We realize these experiments by implementing the “dichotomy” algorithm of the “Reconfiguration algorithm” presented Sect. 3 in our simulator VisibleSim.

An initial configuration of 3D Catom is constructed in order to fill the complete volume of the scene. Then for each column of module, each module receives the NURBS description and calculates locally if it is placed under the NURBS or not. If it is placed over the surface, it is removed from the interface. (cf. Fig. 2c). Then this configuration is used as an obstacle for the simulation of the molding of the Polymer surface using the iterative algorithm presented Sect. 3 (cf. Fig. 2d).

4.1 Shape Accuracy

In order to evaluate the shape accuracy of our system we plotted three graphs in Octave: The exported data of the simulated polymer, the mathematical NURBS model and the difference between those two graphs.

Fig. 4
figure 4

Comparison between polymer and NURBS mathematical model. All values are in mm

We can see in Fig. 4 that the NURBS mathematical model seems correctly approximated by the 3D Catoms and polymer, except on bigger altitude differences on one of the sides of the object. This error can be explained by the stiffness of the polymer. We also need to consider that in our simulation we only applied gravity force to the polymer, we expect better results similar to the theoretical result presented in Fig. 3 if we add other forces (for example creating a negative pressure under the surface) in order to attract the polymer closer to the 3D Catoms.

However, a simple plot analysis is not enough to correctly judge the accuracy of our method so we decided to perform a statistical analysis on the data of the difference between the mathematical NURBS and the polymer. The results of this analysis can be seen in Fig. 5.

Fig. 5
figure 5

Shape accuracy statistical analysis

In this experiment, the diameter d of a module is equal to 10 mm. Figure 5 shows that we can get a good approximation of the mathematical model on some points (really low minimum error), that the maximal error is of around 4 modules on the side of the structure. The study of the quartiles shows that \(75\%\) of the modules shows an error inferior to \(2 \times d\), \(50\%\) of modules approximate it with an error inferior to d, and that \(25\%\) of the modules approximates the shape with an error inferior to \(\frac{d}{2}\).

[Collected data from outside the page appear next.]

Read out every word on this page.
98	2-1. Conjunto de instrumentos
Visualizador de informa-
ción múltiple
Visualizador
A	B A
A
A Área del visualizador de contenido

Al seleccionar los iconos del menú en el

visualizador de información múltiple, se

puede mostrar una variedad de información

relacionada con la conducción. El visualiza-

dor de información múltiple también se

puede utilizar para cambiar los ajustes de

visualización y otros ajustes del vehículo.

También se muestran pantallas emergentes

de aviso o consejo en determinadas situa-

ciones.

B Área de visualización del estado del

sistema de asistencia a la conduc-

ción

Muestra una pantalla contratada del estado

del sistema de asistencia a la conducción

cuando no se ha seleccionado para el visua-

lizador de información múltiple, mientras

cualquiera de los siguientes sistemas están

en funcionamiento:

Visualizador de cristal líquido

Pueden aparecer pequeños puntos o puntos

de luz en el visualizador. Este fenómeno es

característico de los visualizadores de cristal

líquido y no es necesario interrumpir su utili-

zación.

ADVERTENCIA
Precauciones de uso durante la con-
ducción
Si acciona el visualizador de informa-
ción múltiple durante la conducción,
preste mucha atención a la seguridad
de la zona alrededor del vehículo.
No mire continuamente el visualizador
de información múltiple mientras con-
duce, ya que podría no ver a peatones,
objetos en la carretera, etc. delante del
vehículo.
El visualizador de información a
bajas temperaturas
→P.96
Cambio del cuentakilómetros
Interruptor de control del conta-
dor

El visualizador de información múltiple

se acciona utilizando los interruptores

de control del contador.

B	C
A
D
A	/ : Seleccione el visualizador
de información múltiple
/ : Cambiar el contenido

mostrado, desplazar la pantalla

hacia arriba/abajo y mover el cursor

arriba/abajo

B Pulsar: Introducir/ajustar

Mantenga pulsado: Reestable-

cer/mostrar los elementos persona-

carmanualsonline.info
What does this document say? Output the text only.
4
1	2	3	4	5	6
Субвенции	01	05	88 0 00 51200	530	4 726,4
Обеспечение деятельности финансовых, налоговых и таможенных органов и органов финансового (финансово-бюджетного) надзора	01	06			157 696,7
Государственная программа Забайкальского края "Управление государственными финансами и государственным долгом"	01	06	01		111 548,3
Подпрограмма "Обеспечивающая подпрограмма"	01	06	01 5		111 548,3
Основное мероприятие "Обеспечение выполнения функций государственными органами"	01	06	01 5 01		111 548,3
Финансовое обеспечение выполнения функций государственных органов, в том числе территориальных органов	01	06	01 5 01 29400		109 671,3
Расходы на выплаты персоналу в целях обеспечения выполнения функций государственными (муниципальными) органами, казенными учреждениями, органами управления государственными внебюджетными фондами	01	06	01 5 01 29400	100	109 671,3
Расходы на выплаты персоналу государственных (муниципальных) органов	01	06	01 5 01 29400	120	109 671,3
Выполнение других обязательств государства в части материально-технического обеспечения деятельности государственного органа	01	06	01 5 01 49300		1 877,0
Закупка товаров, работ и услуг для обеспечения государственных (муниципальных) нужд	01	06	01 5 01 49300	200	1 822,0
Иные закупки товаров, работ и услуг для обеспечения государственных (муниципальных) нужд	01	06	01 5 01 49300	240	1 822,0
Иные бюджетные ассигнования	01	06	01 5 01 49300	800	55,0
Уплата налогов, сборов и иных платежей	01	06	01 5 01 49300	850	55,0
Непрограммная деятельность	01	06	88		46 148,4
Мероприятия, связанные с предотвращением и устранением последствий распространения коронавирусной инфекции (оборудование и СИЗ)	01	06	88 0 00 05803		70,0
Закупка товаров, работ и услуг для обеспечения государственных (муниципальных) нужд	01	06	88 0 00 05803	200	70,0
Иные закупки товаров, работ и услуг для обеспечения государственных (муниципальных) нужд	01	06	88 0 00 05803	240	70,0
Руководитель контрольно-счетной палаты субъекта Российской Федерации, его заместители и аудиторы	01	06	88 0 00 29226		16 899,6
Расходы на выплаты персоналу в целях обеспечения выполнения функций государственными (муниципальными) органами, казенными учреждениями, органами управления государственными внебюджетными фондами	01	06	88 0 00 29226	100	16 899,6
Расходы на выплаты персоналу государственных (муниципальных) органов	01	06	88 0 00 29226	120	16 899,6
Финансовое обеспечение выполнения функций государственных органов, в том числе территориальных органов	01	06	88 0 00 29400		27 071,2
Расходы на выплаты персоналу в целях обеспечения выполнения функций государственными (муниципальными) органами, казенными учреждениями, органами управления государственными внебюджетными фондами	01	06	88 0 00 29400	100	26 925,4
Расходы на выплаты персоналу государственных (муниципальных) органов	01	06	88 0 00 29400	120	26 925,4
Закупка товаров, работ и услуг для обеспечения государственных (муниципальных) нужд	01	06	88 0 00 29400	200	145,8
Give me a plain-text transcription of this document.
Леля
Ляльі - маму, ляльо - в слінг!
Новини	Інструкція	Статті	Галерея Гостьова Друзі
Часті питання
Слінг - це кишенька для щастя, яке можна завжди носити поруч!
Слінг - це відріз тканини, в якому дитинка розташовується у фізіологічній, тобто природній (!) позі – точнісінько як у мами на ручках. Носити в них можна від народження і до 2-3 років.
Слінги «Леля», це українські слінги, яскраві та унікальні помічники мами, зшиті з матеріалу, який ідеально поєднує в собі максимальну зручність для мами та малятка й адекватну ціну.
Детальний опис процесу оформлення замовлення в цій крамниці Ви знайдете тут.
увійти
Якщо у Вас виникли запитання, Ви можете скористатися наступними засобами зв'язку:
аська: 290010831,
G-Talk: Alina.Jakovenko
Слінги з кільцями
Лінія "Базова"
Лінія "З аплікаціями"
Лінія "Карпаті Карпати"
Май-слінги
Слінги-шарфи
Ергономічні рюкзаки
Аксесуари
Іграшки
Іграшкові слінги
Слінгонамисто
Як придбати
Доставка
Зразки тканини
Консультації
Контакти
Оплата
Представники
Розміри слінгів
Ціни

Considering a structure contained in a \(8 \times 12 \times 14\) box, the analysis gives an error close to d along the z axis, that means an error inferior to 10% along z. That leads us to wonder if this error will grow or stay constant as the structure become larger (equivalent to the 3D Catoms becoming smaller).

4.2 Scale Influence

We now study the influence of the size of the 3D Catoms relatively to the size of the desired shape. Considering the previous experiment of the rear-view mirror in a \(8 \times 12 \times 14\) box as the reference scale, we perform the same statistical analysis on different scale of the mirror to show the influence of the module size to the precision of the approximation of the NURBS by the polymer surface.

Fig. 6
figure 6

Left: error (mm) for different mirror scales. Right: relative error for different mirror scales

Figure 6 shows that when the size of a 3D Catom become smaller, even though the absolute error remains around the same, the relative error is decreased. As could be expected when the size of a 3D Catom is divided by 2, so is the surface approximation error which encourage us to pursue the development of smaller modules.

5 Conclusion

In this paper, we introduced a new way to help the design of objects in the car industry using a combination of Modular Robots and Shape-Memory Polymer. We present a global algorithm that integrates the shape Analysis, the Self-Reconfiguration process and the human/system interactions. We mainly focused our work on finding a way to describe the desired shape introducing the NURBS dichotomy algorithm, and evaluating the accuracy of this method by simulating a polymer being molded over the 3D Catoms organized in the shape we want to design. Future works will focus on creating several parts of the full system and more precisely on the way to plan the 3D Catoms movement to reach the desired shape.